Kang’s Fulbright project also builds on her commitment to educational innovation and global engagement. Having previously worked in conflict-affected regions like the Balkans, Kang recognizes the transformative power of education during times of unrest.

“One of the most important criteria for Fulbright was to go to a country where I can contribute to building and strengthening an educational infrastructure,” Kang says. “Jordan is geopolitically and strategically significant in the ongoing Middle East crisis.”
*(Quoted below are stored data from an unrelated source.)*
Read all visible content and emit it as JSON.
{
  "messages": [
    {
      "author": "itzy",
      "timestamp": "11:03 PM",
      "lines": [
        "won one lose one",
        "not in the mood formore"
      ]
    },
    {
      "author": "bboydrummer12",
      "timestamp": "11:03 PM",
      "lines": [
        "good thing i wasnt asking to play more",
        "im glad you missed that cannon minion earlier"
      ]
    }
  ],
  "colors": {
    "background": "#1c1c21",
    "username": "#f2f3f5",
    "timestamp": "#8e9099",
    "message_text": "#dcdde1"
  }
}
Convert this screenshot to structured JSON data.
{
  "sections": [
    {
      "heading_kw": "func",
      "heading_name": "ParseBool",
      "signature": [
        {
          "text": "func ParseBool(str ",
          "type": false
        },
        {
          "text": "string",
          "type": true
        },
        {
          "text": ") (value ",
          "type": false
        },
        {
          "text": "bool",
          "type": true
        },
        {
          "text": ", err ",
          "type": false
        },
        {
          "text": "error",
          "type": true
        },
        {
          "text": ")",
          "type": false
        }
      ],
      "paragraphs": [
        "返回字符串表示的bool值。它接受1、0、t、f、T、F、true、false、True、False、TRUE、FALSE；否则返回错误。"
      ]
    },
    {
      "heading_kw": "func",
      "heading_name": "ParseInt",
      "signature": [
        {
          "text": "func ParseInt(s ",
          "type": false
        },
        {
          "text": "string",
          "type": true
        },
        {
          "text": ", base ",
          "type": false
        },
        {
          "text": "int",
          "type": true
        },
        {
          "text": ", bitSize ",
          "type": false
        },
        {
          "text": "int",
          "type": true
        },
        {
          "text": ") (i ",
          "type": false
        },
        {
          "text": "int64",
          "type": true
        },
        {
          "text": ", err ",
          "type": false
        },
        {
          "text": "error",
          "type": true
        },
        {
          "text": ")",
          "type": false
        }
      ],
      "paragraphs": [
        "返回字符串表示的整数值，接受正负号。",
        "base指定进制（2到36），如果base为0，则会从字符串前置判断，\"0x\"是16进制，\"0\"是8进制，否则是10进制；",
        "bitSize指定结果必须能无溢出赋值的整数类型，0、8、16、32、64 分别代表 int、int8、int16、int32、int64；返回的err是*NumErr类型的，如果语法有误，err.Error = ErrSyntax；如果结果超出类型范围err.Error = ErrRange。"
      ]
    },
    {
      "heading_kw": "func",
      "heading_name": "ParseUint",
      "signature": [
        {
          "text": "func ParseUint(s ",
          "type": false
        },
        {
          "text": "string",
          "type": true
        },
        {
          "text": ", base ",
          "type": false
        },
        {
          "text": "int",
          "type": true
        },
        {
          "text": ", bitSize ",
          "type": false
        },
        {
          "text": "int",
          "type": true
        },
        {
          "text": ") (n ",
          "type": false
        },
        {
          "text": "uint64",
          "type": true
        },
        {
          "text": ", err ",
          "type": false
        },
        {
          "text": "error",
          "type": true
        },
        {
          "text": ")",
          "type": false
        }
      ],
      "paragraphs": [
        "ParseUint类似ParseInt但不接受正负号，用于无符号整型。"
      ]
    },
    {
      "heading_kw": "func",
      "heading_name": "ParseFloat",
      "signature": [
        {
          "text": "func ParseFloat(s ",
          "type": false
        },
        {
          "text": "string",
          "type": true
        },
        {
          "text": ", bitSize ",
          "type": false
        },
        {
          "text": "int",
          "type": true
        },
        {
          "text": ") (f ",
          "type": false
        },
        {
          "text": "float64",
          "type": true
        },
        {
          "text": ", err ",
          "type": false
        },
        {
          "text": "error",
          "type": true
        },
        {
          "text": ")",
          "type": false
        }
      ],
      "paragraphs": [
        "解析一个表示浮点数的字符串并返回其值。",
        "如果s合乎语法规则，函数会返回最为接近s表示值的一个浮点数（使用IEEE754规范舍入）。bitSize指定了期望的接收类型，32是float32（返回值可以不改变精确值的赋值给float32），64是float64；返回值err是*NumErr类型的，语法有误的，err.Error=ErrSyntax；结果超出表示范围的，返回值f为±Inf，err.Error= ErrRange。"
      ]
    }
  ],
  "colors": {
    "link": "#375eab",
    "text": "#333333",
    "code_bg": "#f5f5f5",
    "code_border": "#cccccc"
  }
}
At the USC Bovard College’s ALI, Kang oversees the International Students English Exam and contributes to the Taskforce on Academic Integrity. Her international experience spans Bulgaria, China, Korea, Serbia and Montenegro, Uganda, Uzbekistan, and recent U.S. Department of State consultancy roles in Lebanon and Vietnam.

“It’s a feeling of excitement and anticipation for the work ahead,” Kang reflects on her Fulbright selection. “I welcome the opportunity to engage in dialogues and collaborate with Jordanian scholars.”

Fulbright Scholars share knowledge globally

Marglin, Kang, Chancellor and Googe are among six Trojans who earned Fulbright Scholar awards this year. Jenifer Crawford of the USC Rossier School of Education and Serghei Mangul of the USC Alfred E. Mann School of Pharmacy and Pharmaceutical Sciences will journey to Mexico and Moldova, respectively.

Since 1946, the Fulbright program has enabled more than 400,000 students, scholars, teachers, artists and professionals to study, teach and conduct research in over 160 countries.

Notable Fulbrighters include 62 Nobel Laureates, 89 Pulitzer Prize winners, 80 MacArthur Fellows, 41 heads of state or government, and thousands of leaders across the private, public and nonprofit sectors.